In anger, not analysis, we called—and some are still calling—Mutharika all sort of disparaging names bordering on leadership failure.

I understand, as the tallest tree in the forest, Mutharika bears the burden of every flaw, however slight, from his government.

However, I feel our appetite of quickly taking the blame to the higher office is helping responsible civil servants at the Capital Hill to be irresponsible, in the process, failing to account for their failures.

The story of delayed salaries is a classic case of technical failure by some civil servants, like ‘that civil servant’, at the Capital Hill.

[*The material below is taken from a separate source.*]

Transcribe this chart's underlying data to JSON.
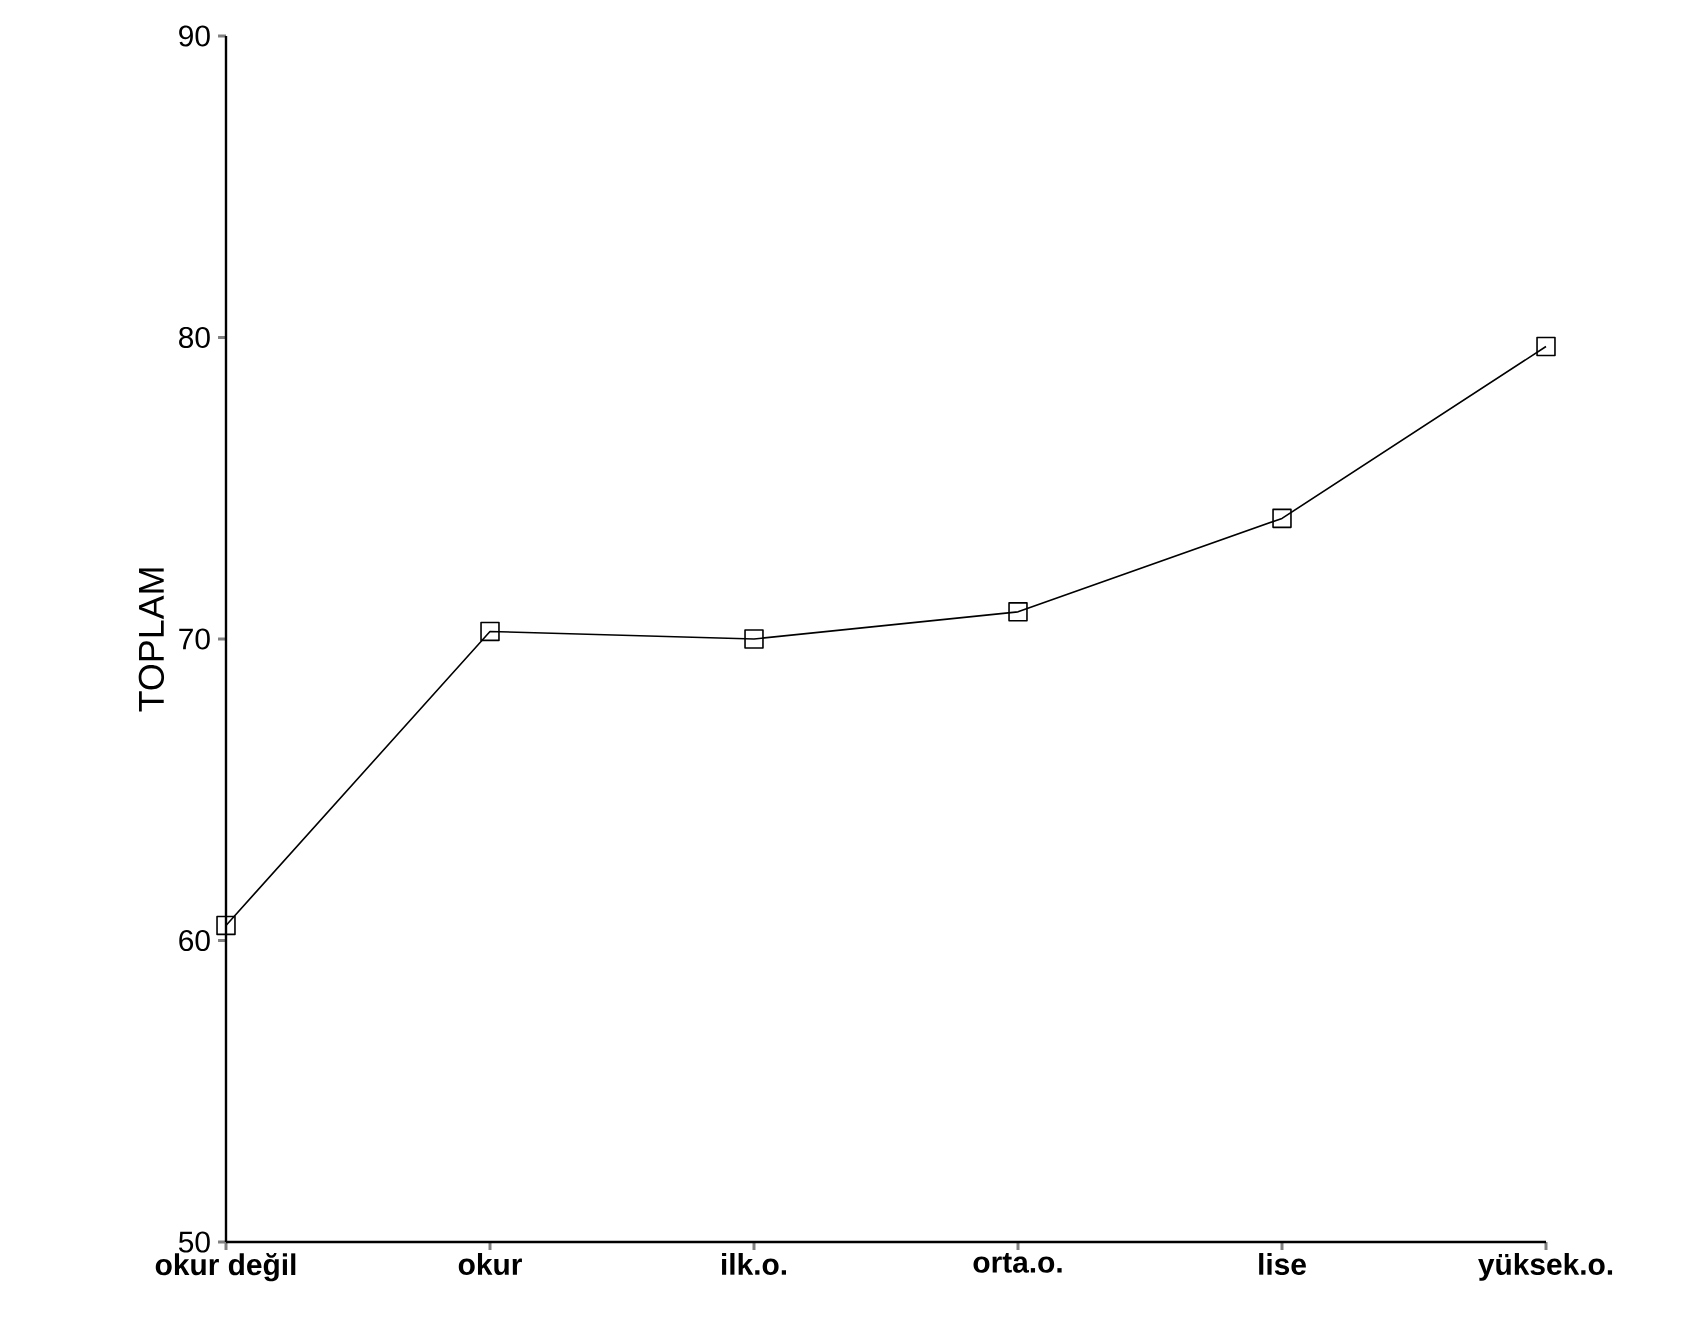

Such civil servants are the root of the continued story of delayed primary school teacher’s salaries.

They need to be smoked out and face the full wrath of continued getting paid when they do not requirements of their job’s terms of reference.

A culture is taking root in Malawi where irresponsibility on part of civil servants is not being punished. In fact, it is heavily rewarded.

For all the countless times that teachers have suffered delayed salaries, we have not heard of any official being held responsible. I am sure it has become a norm at Capital Hill to mess up teacher’s salaries because they know the public will quickly spit venom at the President not them. As a result, they do not see messing up teachers’ salaries as indicative of job failure anymore.

I think this is the rotten norm which, as a country, we need to fight. How? We need to shift our focus of criticism from the President to the technical officials at Capital Hill. Those responsible for ensuring that primary school teachers are paid by 27th each month need to be responsible for their failure.

I guess there are relevant parliamentary committees that, I guess, need to summon principal secretaries in education and finance to explain the mess.

Continuing as if nothing wrong has happened to teachers could suggest that, as a country, we do not value the worth of teachers—more so, education.

To that effect, it is my submission that our appetite of always looking to the President, not ‘that civil servant’, is the reason we are caught in the cyclic problem of delayed primary school teachers’ salaries.